È chiaro che rapportarsi con la realtà in cui viviamo pensando in bianco e nero, non ci permette di ampliare e modificare i nostri schemi mentali, nell’ottica del miglioramento e della crescita personale. Il confronto è necessario fra gli esseri umani, senza lo scambio di punti di vista e di opinioni diverse, saremmo ancora ad un livello evolutivo primitivo. Imparare ad utilizzare al meglio questo scambio, a servircene per migliorare ed ampliare le nostre mappe mentali, è di fondamentale importanza per l’evoluzione. Il mondo, la realtà, le persone sono tutt’altro che semplici, illuderci di poter eliminare la complessità e le innumerevoli sfumature che caratterizzano questi elementi è solo un modo per aggirare la nostra stessa mente, eliminando problemi e complicazioni con una comoda scorciatoia che è quella di una visione appunto distorta.
Pensare in bianco o nero è dunque rassicurante ma non è funzionale: se si tracciano linee nette per identificare la realtà, non si può essere in grado di gestire il confronto con chi sta dall’altra parte, lo si ritiene assolutamente in errore e pertanto si è nella perenne condizione di conflitto, situazione tutt’altro che comoda.
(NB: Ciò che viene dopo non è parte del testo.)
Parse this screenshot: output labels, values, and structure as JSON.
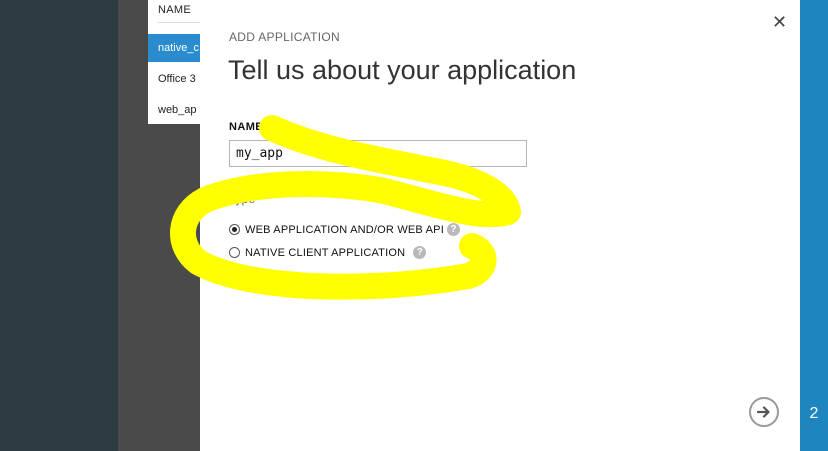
{
  "background": {
    "list_header": "NAME",
    "list_items": [
      "native_c",
      "Office 3",
      "web_ap"
    ],
    "step_number": "2"
  },
  "dialog": {
    "kicker": "ADD APPLICATION",
    "title": "Tell us about your application",
    "close_icon": "close-icon",
    "name_label": "NAME",
    "name_value": "my_app",
    "type_label": "Type",
    "options": [
      {
        "label": "WEB APPLICATION AND/OR WEB API",
        "selected": true
      },
      {
        "label": "NATIVE CLIENT APPLICATION",
        "selected": false
      }
    ],
    "help_icon": "help-icon",
    "next_icon": "arrow-right-circle-icon"
  },
  "colors": {
    "accent": "#1e85be",
    "highlight": "#ffff00"
  }
}
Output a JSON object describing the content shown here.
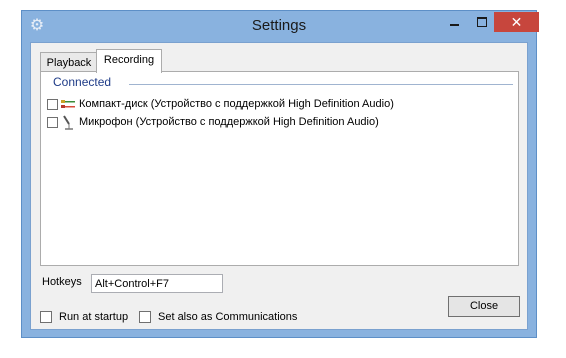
{
  "window": {
    "title": "Settings",
    "icon": "gear-icon",
    "close_glyph": "✕"
  },
  "tabs": [
    {
      "label": "Playback",
      "selected": false
    },
    {
      "label": "Recording",
      "selected": true
    }
  ],
  "recording": {
    "group_label": "Connected",
    "devices": [
      {
        "label": "Компакт-диск (Устройство с поддержкой High Definition Audio)",
        "checked": false,
        "icon": "cd-audio-icon"
      },
      {
        "label": "Микрофон (Устройство с поддержкой High Definition Audio)",
        "checked": false,
        "icon": "microphone-icon"
      }
    ]
  },
  "hotkeys": {
    "label": "Hotkeys",
    "value": "Alt+Control+F7"
  },
  "options": {
    "run_at_startup": {
      "label": "Run at startup",
      "checked": false
    },
    "set_communications": {
      "label": "Set also as Communications",
      "checked": false
    }
  },
  "buttons": {
    "close_label": "Close"
  },
  "colors": {
    "window_frame": "#89b2df",
    "close_button": "#c7463d",
    "group_header": "#1e3b87"
  }
}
Inoltre, il pensiero dicotomico, proprio perché rigido, non permette di dare libero sfogo alla creazione di nuovi percorsi, di nuove soluzioni per ostacoli e difficoltà che la vita ci mette davanti, senza parsimonia.
Per riuscire a migliorare l’elasticità mentale che permette di rendere le dicotomie meno rigide, è necessario un lavoro su stessi nell’ottica dell’acquisizione di una maggiore consapevolezza e della scoperta di quelle risorse personali inutilizzate. Se riconosci che cadere spesso nel pensiero dicotomico ti ha causato una difficoltà contingente che adesso vuoi risolvere imparando a gestire meglio questa distorsione cognitiva, il counseling può esserti d’aiuto.